Terminé le temps de la cueillette, de la chasse ou de la pêche. Les autres s’en occupent pour que je puisse me gaver de téléréalité, parler de mon attirance envers ma soeur à mon psy ou boire des verres dans le carré. La survie physique n’existe plus ces temps ci, à mon âge, et dans ce genre de civilisé pays. Elle fut remplacée par la survie mentale (qui n’est plus qu’une forme de loisir, en fait) et qui demande d’avoir des amis, une jolie copine et un statut social élevé qui me permet de les sortir au Queens ou de l’emmener au restaurant au moins deux fois par semaine. 

L’argent a remplacé le pain. Les temps changent, les moeurs passent. Et sur ce point, nous ne sommes pas (nés) dans la même barque. Il y a ce type qui passe à la télé et qui est le seul à avoir jamais gagné à Euromillion, la soeur d’une connaissance d’un oncle éloigné (cette femme est la même pour tout le monde) et qui reçoit 2000 euros par mois -merci WfL- en plus de son salaire, ou ces enfants stars déjà millionnaires. S’ensuivent les hommes politiques, les parieurs sportifs, la famille royale, la voix française de Pitt, et j’en passe. Enfin, il reste la classe moyenne, salariés ou ouvriers, en couple ou non, grands ou petits. Je parle des gens qui se plaignent du prix de l’essence, les plus influençables par la publicité, ceux qui suivent des cours de flûte "pour le plaisir". Ce sont eux (ou nous, plutôt) qui rêvent de devenir.
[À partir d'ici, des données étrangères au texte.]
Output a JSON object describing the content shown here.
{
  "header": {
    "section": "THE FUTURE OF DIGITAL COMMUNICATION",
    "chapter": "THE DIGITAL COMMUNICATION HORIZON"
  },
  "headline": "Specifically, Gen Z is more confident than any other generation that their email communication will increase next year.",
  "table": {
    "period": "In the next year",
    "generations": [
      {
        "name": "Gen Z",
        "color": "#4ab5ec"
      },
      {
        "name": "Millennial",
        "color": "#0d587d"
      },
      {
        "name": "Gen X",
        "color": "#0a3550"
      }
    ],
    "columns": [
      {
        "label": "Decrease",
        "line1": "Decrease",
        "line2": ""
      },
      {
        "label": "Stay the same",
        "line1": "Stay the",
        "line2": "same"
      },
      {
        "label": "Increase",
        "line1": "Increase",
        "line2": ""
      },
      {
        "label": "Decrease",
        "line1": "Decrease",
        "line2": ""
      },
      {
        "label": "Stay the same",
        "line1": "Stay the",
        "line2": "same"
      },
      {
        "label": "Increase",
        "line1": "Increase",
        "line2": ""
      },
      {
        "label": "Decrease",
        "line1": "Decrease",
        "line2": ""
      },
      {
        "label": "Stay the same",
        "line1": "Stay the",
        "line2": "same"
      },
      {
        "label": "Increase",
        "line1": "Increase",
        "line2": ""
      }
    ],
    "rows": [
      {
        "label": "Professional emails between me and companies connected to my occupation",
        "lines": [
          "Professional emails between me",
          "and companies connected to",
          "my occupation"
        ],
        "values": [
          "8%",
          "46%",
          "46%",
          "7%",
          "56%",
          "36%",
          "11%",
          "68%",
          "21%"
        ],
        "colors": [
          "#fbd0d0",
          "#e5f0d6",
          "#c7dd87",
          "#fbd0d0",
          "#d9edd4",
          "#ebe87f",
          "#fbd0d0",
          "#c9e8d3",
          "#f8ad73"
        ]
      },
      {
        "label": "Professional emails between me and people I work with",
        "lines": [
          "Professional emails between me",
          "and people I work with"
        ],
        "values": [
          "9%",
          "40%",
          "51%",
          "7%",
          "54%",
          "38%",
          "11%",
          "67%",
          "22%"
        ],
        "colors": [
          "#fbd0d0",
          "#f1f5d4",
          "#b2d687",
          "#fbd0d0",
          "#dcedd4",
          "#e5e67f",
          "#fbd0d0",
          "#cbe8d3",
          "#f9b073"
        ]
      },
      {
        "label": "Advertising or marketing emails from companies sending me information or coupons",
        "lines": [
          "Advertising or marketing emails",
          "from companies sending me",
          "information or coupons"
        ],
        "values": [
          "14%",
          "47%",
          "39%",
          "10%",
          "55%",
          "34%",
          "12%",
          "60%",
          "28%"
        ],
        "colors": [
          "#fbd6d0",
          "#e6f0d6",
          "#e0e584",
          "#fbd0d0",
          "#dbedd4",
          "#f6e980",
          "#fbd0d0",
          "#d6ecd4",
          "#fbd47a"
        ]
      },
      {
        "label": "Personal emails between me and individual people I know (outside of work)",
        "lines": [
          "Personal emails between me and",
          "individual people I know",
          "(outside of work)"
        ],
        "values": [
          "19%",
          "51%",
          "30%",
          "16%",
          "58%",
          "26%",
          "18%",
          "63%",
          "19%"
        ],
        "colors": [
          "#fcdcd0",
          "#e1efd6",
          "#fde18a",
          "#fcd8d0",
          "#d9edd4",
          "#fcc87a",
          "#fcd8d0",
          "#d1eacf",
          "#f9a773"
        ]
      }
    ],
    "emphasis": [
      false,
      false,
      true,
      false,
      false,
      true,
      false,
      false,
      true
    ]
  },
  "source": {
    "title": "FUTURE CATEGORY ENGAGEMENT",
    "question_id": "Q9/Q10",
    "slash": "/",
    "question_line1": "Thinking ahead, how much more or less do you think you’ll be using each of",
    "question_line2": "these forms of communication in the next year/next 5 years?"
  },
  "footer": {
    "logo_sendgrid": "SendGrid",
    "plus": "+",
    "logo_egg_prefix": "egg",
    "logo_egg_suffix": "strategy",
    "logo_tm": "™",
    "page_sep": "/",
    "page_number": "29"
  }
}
Et bien sachez que le secret réside dans les projets. La vision d’un soi meilleur, dans un endroit plus calme, avec un job qui lui plait, ou mieux, avec une liberté constante de mouvement, se construit d’un seul coup, si le projet en question tient la route et est minutieusement préparé. Ne nous voilons pas la face, jamais votre nom ni le mien n’apparaîtra dans le dictionnaire, vous ne serez pas célèbre et probablement que votre vie ne changera jamais. Cet article est terre à terre, ou réaliste, ou autre chose, mais il ne parle pas d’espoir. Il n’y a pas d’espoir à avoir lorsqu’on s’aperçoit que les jeunes humains ne veulent plus aller travailler. Ils veulent étudier à tout prix, dénicher un job d’été pour se fringuer à la mode de chez nous, et puis ils manifestent contre une société ingrate avec les mêmes arguments que leurs parents avant eux. En première année, ils veulent tous tenter l’université. En deuxième, ils ratent et se dirigent vers l’Art, et puis ils finissent cadre moyen, s’énervent dans les bouchons et regrettent de ne pas pouvoir tout recommencer. 

Bref, je m’égare. Ou pas tout à fait, puisque la conclusion reste identique. Peu importe la distance qui vous sépare du fond du trou, il faut parsemer sa vie d’ambitions à concrétiser. Par exemple, un ouvrier qui travaillait sur le chantier sept avec moi s’est tout d’un coup retiré de la boîte. Il a offert une bouteille de vin au patron, nous a vaguement expliqué son projet personnel (auquel, disons le bien, nous ne croyions point), puis s’en est allé. Cela fait deux ans déjà, et il n’est toujours pas revenu. Un divorce, un salaire de Q1 et un prêt de 150.000 euros, voilà ce qu’il avait. Il a acheté un terrain, a construit le plus qu’il pouvait dans sa maison, et l’a revendue deux fois plus. Ainsi aboutit son projet, et il en a d’autres du même ordre. Aujourd’hui, disons la vérité, il est riche, mais ce n’est pas ça qui le rend heureux. Et inutile de stipuler la raison, elle est assez claire. 

Nous somme tous comme lui, des rêves dans la tête, mais en général rien ne sort. Le risque? Aucune idée.
-"Hey, chérie, il faut qu’on parle. Cela fait plusieurs mois que j’y pense… Alors qu’en dis tu?… Oui, je vais le faire."